La famille Zanón faisait partie du groupe sélect d’entrepreneurs qui accompagnait l’ex-président Menem pour faire des affaires. Alors qu’elle prétendait avoir des problèmes d’argent, elle spéculait sur Aerolíneas Argentinas, avait ouvert une nouvelle fabrique à Buenos Aires, avait acheté six carrières et avait pris des actions dans les multimédias, tout cela en puisant dans les recettes de l’usine de Neuquén. Ses «problèmes financiers» ne sont qu’un détournement de fonds à but spéculatif.

Aquí están, éstos son, los obreros de Zanón
«Ils sont là, ce sont eux, les ouvriers de Zanón!»

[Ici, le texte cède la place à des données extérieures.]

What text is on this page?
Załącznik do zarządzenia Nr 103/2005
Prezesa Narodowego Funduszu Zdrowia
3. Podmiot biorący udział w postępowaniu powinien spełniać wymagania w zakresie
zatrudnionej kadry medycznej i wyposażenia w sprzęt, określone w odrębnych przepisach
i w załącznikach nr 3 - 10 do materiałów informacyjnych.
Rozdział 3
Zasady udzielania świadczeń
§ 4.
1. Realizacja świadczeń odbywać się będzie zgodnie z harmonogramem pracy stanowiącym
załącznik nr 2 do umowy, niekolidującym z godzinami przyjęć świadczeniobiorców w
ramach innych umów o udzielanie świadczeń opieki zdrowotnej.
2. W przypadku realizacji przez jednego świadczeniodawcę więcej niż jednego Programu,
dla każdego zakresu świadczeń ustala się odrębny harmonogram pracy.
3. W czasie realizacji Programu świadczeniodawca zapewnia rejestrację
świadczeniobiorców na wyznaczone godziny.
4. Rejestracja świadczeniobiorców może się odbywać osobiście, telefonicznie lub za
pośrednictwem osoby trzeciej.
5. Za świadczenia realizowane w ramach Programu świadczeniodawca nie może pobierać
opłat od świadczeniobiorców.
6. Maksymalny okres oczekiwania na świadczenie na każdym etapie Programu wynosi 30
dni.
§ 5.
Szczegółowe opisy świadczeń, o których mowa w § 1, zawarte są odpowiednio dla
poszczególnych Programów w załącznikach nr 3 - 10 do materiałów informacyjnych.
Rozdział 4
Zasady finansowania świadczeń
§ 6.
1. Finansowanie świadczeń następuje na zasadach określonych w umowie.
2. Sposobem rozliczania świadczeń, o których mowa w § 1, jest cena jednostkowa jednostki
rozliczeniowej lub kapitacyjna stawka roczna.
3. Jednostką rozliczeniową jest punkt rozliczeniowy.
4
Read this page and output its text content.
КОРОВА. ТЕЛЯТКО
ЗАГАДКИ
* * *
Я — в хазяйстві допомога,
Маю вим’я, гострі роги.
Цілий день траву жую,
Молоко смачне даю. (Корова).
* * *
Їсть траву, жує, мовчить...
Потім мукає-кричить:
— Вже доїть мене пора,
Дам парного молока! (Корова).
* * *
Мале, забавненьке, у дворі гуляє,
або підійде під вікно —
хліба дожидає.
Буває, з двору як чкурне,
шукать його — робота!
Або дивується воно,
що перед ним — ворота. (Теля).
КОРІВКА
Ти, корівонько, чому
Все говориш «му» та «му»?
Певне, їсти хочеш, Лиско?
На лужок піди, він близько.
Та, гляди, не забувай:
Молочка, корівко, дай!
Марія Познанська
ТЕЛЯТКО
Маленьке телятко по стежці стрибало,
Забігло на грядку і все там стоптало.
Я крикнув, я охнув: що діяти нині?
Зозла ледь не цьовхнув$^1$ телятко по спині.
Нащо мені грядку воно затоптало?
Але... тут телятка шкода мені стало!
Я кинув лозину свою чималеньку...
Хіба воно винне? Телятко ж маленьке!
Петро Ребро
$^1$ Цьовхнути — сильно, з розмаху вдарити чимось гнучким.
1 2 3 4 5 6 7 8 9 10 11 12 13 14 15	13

Les travailleurs de Zanón ne s’y sont pas trompés. Ils ont refusé les «explications» patronales, vaincu la peur de devoir résister, déjoué les manœuvres du syndicat complice, boudé concessions et compromis et mis en échec le plan de démantèlement. Ils occupent l’usine, produisent, vendent… et font la fête. Leur lutte a dépassé largement la défense corporatiste de leurs intérêts collectifs. C’est une lutte pour la survie immédiate et à long terme de toute la population d’une région. Lors de la commémoration du 1er Mai 2002, leur première cuisson «sous contrôle ouvrier» sera destinée aux chômeurs et chômeuses: une plaque de céramique représentant un piquetero et l’inscription «Pour la défense de nos droits».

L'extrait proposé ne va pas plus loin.